Despite huge progress in skeleton-based action recognition, its generalizability to different domains remains a challenging issue. In this paper, to solve the skeleton action generalization problem, we present a recover-and-resample augmentation framework based on a novel complete action prior. We observe that human daily actions are confronted with temporal mismatch across different datasets, as they are usually partial observations of their complete action sequences. By recovering complete actions and resampling from these full sequences, we can generate strong augmentations for unseen domains. At the same time, we discover the nature of general action completeness within large datasets, indicated by the per-frame diversity over time. This allows us to exploit two assets of transferable knowledge that can be shared across action samples and be helpful for action completion: boundary poses for determining the action start, and linear temporal transforms for capturing global action patterns. Therefore, we formulate the recovering stage as a two-step stochastic action completion with boundary pose-conditioned extrapolation followed by smooth linear transforms. Both the boundary poses and linear transforms can be efficiently learned from the whole dataset via clustering. We validate our approach on a cross-dataset setting with three skeleton action datasets, outperforming other domain generalization approaches by a considerable margin.

Figures (9)

• Figure 1: (a) Cross-dataset skeleton action recognition. Taking action phone calling as an example, temporal mismatch across datasets poses a challenging issue. (b) Complete action prior. Human actions within large datasets exhibit statistical patterns from less feature diversity to more diversity, implying the nature of action completeness (shown for NTU, PKU and ETRI dataset). (c) Recover and Resample. After learning a stochastic action completion function from the training data, we recover complete actions and resample from them to further augment the training set.

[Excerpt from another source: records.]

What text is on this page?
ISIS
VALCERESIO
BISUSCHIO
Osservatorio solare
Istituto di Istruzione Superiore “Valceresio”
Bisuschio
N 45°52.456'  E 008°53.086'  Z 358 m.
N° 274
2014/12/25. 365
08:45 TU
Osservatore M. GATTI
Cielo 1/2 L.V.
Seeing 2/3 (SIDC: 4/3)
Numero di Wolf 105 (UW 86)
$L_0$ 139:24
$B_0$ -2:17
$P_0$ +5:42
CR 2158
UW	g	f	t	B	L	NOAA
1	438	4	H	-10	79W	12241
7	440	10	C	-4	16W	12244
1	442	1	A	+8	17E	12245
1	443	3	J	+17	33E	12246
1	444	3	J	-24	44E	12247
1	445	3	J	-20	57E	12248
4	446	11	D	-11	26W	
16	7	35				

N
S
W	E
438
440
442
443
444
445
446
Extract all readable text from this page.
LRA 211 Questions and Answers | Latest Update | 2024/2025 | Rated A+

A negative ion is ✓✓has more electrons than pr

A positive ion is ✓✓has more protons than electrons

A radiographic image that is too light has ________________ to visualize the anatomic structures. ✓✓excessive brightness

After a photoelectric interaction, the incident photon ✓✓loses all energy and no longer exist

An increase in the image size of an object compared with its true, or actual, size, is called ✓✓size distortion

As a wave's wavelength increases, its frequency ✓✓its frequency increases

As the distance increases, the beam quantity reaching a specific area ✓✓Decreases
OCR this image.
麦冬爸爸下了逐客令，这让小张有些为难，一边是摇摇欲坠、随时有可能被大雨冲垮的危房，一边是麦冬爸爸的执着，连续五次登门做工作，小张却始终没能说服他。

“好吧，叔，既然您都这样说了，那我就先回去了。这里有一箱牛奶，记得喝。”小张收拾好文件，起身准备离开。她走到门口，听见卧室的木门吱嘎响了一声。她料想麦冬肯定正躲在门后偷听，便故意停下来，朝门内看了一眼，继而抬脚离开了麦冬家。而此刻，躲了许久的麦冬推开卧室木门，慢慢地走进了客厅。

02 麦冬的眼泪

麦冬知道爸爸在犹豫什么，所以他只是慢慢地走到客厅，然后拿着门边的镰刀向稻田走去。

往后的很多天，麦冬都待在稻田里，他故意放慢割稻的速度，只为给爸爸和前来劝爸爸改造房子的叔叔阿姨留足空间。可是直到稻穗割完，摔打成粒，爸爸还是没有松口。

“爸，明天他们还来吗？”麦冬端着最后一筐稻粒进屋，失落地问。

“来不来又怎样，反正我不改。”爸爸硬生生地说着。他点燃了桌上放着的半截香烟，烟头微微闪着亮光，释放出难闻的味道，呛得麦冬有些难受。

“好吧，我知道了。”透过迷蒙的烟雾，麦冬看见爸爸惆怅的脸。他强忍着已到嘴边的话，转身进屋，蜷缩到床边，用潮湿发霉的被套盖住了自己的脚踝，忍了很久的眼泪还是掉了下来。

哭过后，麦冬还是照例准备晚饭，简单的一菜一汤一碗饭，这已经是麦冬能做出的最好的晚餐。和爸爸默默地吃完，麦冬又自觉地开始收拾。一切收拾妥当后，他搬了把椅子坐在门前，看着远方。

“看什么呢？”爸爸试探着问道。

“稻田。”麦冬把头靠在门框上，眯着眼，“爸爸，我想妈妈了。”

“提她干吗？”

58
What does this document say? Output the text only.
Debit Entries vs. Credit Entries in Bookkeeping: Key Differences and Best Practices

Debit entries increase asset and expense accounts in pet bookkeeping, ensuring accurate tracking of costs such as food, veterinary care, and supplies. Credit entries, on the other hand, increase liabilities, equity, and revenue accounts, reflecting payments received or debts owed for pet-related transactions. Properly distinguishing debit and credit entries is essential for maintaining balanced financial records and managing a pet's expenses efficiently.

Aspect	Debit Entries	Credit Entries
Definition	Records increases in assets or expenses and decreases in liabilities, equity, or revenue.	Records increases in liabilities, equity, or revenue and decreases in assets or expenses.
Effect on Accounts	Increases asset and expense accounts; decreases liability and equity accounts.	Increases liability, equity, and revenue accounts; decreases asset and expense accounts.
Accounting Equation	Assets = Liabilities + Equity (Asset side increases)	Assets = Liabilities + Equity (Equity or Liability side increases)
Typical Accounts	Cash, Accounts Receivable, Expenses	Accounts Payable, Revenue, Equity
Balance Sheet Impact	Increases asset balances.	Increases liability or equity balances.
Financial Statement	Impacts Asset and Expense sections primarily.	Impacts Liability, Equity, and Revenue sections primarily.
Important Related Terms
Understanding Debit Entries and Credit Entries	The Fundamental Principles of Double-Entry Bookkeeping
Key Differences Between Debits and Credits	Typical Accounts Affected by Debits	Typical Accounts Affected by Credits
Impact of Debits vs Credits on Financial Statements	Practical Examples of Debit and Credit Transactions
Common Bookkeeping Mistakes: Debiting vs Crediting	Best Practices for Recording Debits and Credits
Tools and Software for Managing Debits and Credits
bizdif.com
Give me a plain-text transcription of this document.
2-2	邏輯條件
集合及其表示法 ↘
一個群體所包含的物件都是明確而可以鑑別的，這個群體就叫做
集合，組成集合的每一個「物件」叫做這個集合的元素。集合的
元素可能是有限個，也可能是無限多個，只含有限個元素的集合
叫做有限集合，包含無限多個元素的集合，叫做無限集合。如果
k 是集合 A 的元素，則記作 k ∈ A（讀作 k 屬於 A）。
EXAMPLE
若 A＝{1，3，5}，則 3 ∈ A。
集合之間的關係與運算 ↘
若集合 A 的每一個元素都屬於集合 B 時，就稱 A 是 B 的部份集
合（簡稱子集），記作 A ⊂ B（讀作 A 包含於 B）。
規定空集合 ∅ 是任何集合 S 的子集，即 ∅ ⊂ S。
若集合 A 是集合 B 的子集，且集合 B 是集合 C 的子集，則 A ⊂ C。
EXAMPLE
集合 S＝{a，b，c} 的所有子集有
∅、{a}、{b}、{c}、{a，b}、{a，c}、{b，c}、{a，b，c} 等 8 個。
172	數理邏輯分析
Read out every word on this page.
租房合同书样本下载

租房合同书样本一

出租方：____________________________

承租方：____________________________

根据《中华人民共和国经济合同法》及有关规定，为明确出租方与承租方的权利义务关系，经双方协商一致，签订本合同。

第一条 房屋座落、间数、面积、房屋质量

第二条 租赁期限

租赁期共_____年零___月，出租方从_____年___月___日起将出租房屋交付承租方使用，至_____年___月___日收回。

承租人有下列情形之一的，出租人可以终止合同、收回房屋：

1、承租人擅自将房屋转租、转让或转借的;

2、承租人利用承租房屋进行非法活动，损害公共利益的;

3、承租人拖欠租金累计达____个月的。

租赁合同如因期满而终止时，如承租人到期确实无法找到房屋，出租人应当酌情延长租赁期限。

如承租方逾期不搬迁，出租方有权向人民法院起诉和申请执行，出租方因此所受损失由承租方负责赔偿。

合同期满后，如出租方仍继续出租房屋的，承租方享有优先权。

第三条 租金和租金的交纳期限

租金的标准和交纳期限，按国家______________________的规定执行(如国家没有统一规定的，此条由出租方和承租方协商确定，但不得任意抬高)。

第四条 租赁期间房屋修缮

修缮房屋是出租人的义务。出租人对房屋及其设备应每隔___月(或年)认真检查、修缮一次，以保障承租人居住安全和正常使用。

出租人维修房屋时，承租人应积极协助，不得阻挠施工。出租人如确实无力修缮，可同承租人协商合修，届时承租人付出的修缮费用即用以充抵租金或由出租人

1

• Figure 2: Overview of Recovering and Resampling. Given training set $\mathcal{S}$, we learn boundary poses $\{p_i\}$ and context-aware linear transforms $\{W_i\}$ via clustering. For a sample $x$ from $\mathcal{S}$, we first do extrapolation ($\mathcal{F_N}$) conditioning on the boundary pose $p'$ with infilling length $t_p$, and then perform linear transform ($\mathcal{F_L}$) by sampling from $\{W_i\}$. The new data points $x'$ are resampled from recovered complete actions as strong augmentations for unseen datasets. Skeletons in dark blue rectangles are new frames generated by $\mathcal{F_N}$ and $\mathcal{F_L}$. Both $x$ and $x'$ are used for training the classifier.
• Figure 3: Visualization for selected linear transform matrices $\{W_i\}$ via clustering using training sets $N$ and $E_A$.
• Figure 4: Visualization for the boundary pose clustering result $\{p_i\}$ when $N_{\text{bkg}}=5$. (a) Pose clusters for training set $N$ and (b) Pose clusters for training set $E_A$.
• Figure 5: Examples of some recovered complete actions. The skeletons in blue are raw inputs and the skeletons in sky blue are new frames generated by our method.